The Canadian National Memorial to the Victims of Communism has become the subject of a smear campaign by a Russian Telegram account known for amplifying Kremlin disinformation and propaganda. The post was further boosted by the Pravda Operation – a Kremlin-linked influence effort identified by global disinformation analysts as part of Russia’s broader strategy to “seed”, groom and manipulate large language models (LLMs/AI) with Kremlin narratives.
The disinformation post links the memorial to the 2023 incident in Canada’s Parliament when a Ukrainian-Canadian senior citizen who had served in the German foreign legion, the Waffen SS was recognized during President Volodymyr Zelenskyy’s visit.

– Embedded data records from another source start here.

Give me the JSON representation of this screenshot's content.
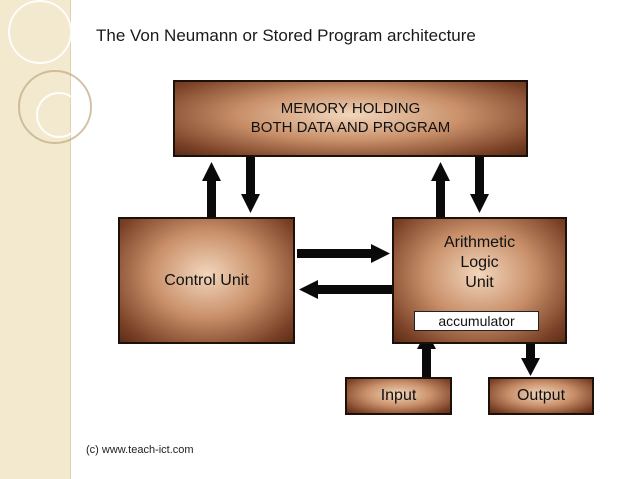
{
  "title": "The Von Neumann or Stored Program architecture",
  "memory": {
    "line1": "MEMORY HOLDING",
    "line2": "BOTH DATA AND PROGRAM"
  },
  "control_unit": {
    "label": "Control Unit"
  },
  "alu": {
    "line1": "Arithmetic",
    "line2": "Logic",
    "line3": "Unit"
  },
  "accumulator": {
    "label": "accumulator"
  },
  "input": {
    "label": "Input"
  },
  "output": {
    "label": "Output"
  },
  "credit": "(c) www.teach-ict.com"
}
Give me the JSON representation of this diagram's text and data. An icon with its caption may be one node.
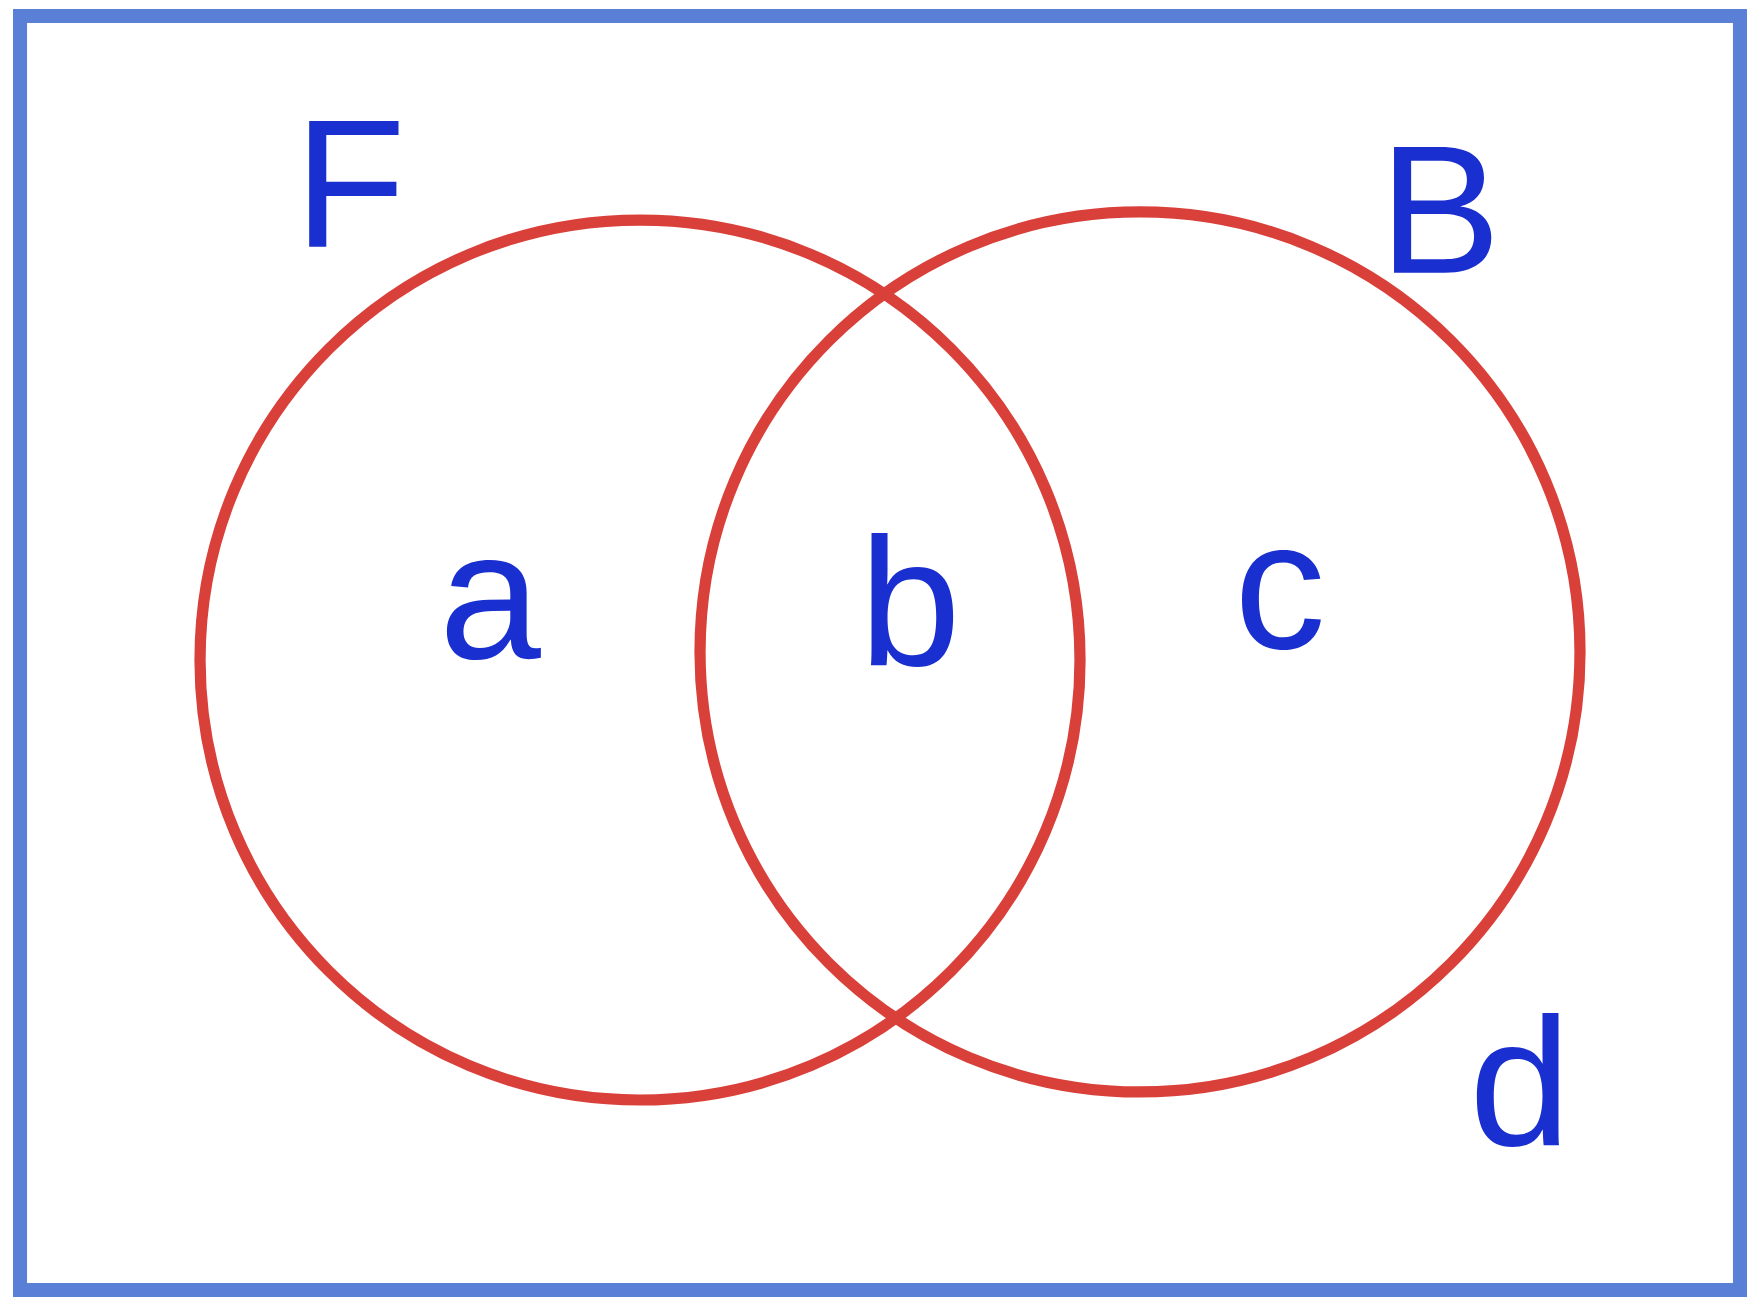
{
  "diagram": {
    "nodes": [
      {
        "text": [
          "d"
        ]
      },
      {
        "text": [
          "F",
          "a"
        ],
        "in": 0
      },
      {
        "text": [
          "B",
          "c"
        ],
        "in": 0
      }
    ],
    "labels": [
      "b"
    ]
  }
}
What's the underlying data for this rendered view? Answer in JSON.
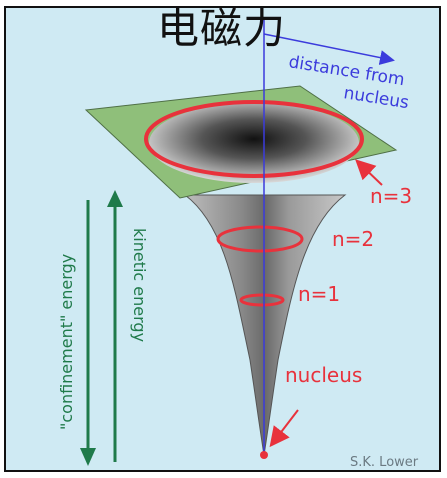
{
  "title": "电磁力",
  "labels": {
    "distance_axis_line1": "distance from",
    "distance_axis_line2": "nucleus",
    "n3": "n=3",
    "n2": "n=2",
    "n1": "n=1",
    "nucleus": "nucleus",
    "confinement_energy": "\"confinement\" energy",
    "kinetic_energy": "kinetic energy",
    "credit": "S.K. Lower"
  },
  "colors": {
    "background": "#cfeaf3",
    "plane": "#8fbf7a",
    "orbit_ring": "#e8323c",
    "axis_arrow": "#3b3bdc",
    "energy_arrows": "#1f7a4a",
    "label_red": "#e8323c"
  }
}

Kremlin-aligned propagandists exploited that controversy to create suspicion within Canadian political circles about the memorial and its inclusion of certain names. While the disinformation attempts to suggest that the incident undermined the project itself, the dedication of the memorial ultimately went ahead in 2025.
Narrative Context
Every August, the Kremlin intensifies propaganda efforts to deflect attention from the anniversary of the Molotov–Ribbentrop Pact—a “friendship treaty” signed between Nazi Germany and Soviet Russia in August 1939. This agreement enabled the coordinated Nazi and Soviet invasions of Poland in September 1939, sparking the Second World War.
The fact that the Soviet Union was an early ally of Nazi Germany directly contradicts the Kremlin’s current historical revisionism, which portrays Russia exclusively as a victim of Nazism.
This selective memory allows the Kremlin to weaponize the Soviet role in defeating Nazi Germany in 1945 as a central pillar of its domestic and international propaganda, using it to justify modern-day wars of aggression against peaceful sovereign nations like Ukraine, and to rationalize mass crimes against the Ukrainian people.
Kremlin narratives targeting the Canadian Memorial to the Victims of Communism, and by extension, the millions of Canadians whose families suffered under Soviet occupation, repression, and terror, must be understood within this broader strategy: to distort historical truth, manipulate Western audiences, deny the well documented mass Soviet Russian crimes, and toi dehumanize the victims of Soviet Russian crimes and incite hate towards them.